小さな散歩道

豊田車両センター付近の跨線橋 (日野市東平山3丁目)

 
豊田車両センター近くの跨線橋


夕方になると車両が集まってくる

富士山の稜線がくっきり見える

豊田電車区公園

 豊田駅の南口を出て、線路沿いの道を西へ進む。豊田陸橋をくぐると、次第に農地が広がるのどかな雰囲気の一帯になってきた。この辺りは空も大変広く感じられて、なかなか気持ちがいい。道沿いのブルーベリー園の看板などを眺めながら進んでいくと、右手に中央線を跨(また)ぐ古びた跨線橋(歩道橋)が見えてきた。

  階段を上って橋の上に出てみると、橋の幅は結構狭く、お隣の豊田陸橋と比べると、随分こじんまりとした造りの橋だ。壁面にはサビなども目立つものの、周辺ののどかな雰囲気とも相まって、レトロな味を醸し出しているようにも思える。

  橋の上から西側を望むと、北側には中央線が走り、南側には複雑に枝分かれした線路が広大な豊田車両センターに向かって延びている。その先に視線をやると、西方に連なる山々の姿も見ることができる。なかなかいい見晴らしであり、ここはちょっとした眺望スポットといえるだろう。
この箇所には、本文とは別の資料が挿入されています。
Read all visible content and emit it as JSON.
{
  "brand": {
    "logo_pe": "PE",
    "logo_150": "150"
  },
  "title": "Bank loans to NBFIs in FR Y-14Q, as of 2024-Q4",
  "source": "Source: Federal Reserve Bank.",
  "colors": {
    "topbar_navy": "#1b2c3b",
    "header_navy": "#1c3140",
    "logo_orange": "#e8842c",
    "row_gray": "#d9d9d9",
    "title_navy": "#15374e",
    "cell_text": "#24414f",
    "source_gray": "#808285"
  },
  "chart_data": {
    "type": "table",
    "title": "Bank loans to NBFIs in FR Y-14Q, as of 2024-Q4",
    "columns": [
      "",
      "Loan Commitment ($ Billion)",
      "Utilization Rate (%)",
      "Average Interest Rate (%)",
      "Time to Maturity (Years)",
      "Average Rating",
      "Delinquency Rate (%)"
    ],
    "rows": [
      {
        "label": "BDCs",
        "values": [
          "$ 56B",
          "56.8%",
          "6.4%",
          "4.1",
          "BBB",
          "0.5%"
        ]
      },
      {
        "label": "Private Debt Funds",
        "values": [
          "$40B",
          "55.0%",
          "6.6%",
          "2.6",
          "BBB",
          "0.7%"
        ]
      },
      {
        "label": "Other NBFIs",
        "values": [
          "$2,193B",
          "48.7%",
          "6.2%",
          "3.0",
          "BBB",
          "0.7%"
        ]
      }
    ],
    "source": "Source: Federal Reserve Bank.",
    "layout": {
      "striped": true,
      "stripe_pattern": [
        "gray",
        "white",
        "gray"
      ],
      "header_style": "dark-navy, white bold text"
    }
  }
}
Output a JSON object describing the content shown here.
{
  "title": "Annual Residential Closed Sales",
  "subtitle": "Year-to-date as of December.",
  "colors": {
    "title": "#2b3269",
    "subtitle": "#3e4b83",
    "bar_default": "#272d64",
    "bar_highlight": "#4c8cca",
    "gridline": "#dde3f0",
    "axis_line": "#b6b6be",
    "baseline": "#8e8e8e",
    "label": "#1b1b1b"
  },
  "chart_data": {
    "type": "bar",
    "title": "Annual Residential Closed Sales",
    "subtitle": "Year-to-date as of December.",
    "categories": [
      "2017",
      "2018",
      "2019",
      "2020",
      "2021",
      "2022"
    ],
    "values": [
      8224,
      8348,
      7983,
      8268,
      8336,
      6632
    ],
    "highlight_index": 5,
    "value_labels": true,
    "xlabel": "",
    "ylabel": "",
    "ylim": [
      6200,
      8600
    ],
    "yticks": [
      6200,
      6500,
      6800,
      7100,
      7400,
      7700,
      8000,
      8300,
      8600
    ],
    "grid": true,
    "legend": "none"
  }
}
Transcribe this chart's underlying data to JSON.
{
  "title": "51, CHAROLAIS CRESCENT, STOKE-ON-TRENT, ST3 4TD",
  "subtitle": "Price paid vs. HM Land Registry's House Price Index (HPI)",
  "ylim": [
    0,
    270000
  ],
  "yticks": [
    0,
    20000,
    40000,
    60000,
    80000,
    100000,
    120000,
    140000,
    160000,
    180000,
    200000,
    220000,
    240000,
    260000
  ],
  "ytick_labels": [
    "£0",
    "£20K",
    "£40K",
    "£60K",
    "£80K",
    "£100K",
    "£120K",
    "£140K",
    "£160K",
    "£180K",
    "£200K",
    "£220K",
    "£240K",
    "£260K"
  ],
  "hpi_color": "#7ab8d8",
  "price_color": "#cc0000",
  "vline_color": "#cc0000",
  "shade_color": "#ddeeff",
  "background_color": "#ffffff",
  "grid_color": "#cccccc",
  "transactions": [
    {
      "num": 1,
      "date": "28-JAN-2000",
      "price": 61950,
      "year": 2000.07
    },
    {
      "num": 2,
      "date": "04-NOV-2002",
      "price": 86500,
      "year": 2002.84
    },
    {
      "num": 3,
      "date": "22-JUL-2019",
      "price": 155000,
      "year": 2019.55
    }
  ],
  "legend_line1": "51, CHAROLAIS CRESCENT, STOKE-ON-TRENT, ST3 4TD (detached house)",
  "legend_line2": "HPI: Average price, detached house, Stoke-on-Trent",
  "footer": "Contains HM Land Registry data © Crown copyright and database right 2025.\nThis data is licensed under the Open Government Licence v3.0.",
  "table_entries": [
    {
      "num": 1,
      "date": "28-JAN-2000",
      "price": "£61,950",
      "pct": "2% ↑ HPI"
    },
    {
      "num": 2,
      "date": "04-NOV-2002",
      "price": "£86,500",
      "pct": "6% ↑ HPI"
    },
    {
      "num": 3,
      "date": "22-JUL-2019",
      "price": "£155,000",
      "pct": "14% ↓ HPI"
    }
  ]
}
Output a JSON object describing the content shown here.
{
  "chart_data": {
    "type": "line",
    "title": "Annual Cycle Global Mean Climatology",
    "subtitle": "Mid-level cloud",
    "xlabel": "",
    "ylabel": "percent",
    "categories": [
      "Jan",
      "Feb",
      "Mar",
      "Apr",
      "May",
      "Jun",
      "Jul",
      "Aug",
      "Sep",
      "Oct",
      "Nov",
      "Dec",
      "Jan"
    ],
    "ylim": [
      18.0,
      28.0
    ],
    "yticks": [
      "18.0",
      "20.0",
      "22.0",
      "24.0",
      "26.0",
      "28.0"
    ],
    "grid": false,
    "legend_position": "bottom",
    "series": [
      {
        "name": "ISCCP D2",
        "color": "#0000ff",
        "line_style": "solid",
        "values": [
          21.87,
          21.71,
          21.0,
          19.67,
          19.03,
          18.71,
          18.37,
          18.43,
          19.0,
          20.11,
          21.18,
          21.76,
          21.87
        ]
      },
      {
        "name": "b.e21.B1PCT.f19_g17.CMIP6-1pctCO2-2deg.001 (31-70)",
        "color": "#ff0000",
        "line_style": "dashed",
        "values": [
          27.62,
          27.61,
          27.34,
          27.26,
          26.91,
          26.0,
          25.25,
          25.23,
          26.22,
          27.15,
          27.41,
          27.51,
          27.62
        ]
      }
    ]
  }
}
橋の頭上には送電線が走っており、高い鉄塔が多摩丘陵の緑に向かって連なっていた。

 

 

 

 

 

 

(左) 洗車機

  なお、この橋は鉄道ファンの撮影スポットとしても知られているようで、この日も数人が橋上から電車を撮影していた。また、東側を見下ろすと、南側の線路には電車の洗車機が設置されていた。このような珍しいものが近くで見られる場所というのもあまりないだろう。

 陽が傾いてくると、車庫である車両センターに向かう電車が増えてきた。本日の役目を終え、ゆっくりと車両センターに向かう電車の中には、普段あまり見かけることのない列車もあった。こうしたことも、鉄道ファンには嬉しいポイントだ。また西方を望むと、日中は雲に隠れていた富士山が右手にうっすらと姿を現してくれた。

  線路沿いの道を歩道橋を過ぎて西に進み、中原(なかっぱら)公園を左折すると、大通り沿いに豊田電車区公園がある。木々の間に小さな広場がある小規模公園だが、トイレやベンチも設置されていた。また、園内に掲げられた看板によると、1966年に460両収用の豊田電車区(現・豊田車両センター)が発足。用地は地元地権者の協力のもと、約10ヘクタールで、当時東洋一の規模を誇っていたという。所属が国鉄からJR東日本に変り、2011年現在780車両が収用可能で、ここに配置の車両には「ハトタ」(八王子支社と豊田)の略称が付けられている、と書かれていた。

  近隣の人々は身近に感じているであろうが、車両センターは大層な代物なのである。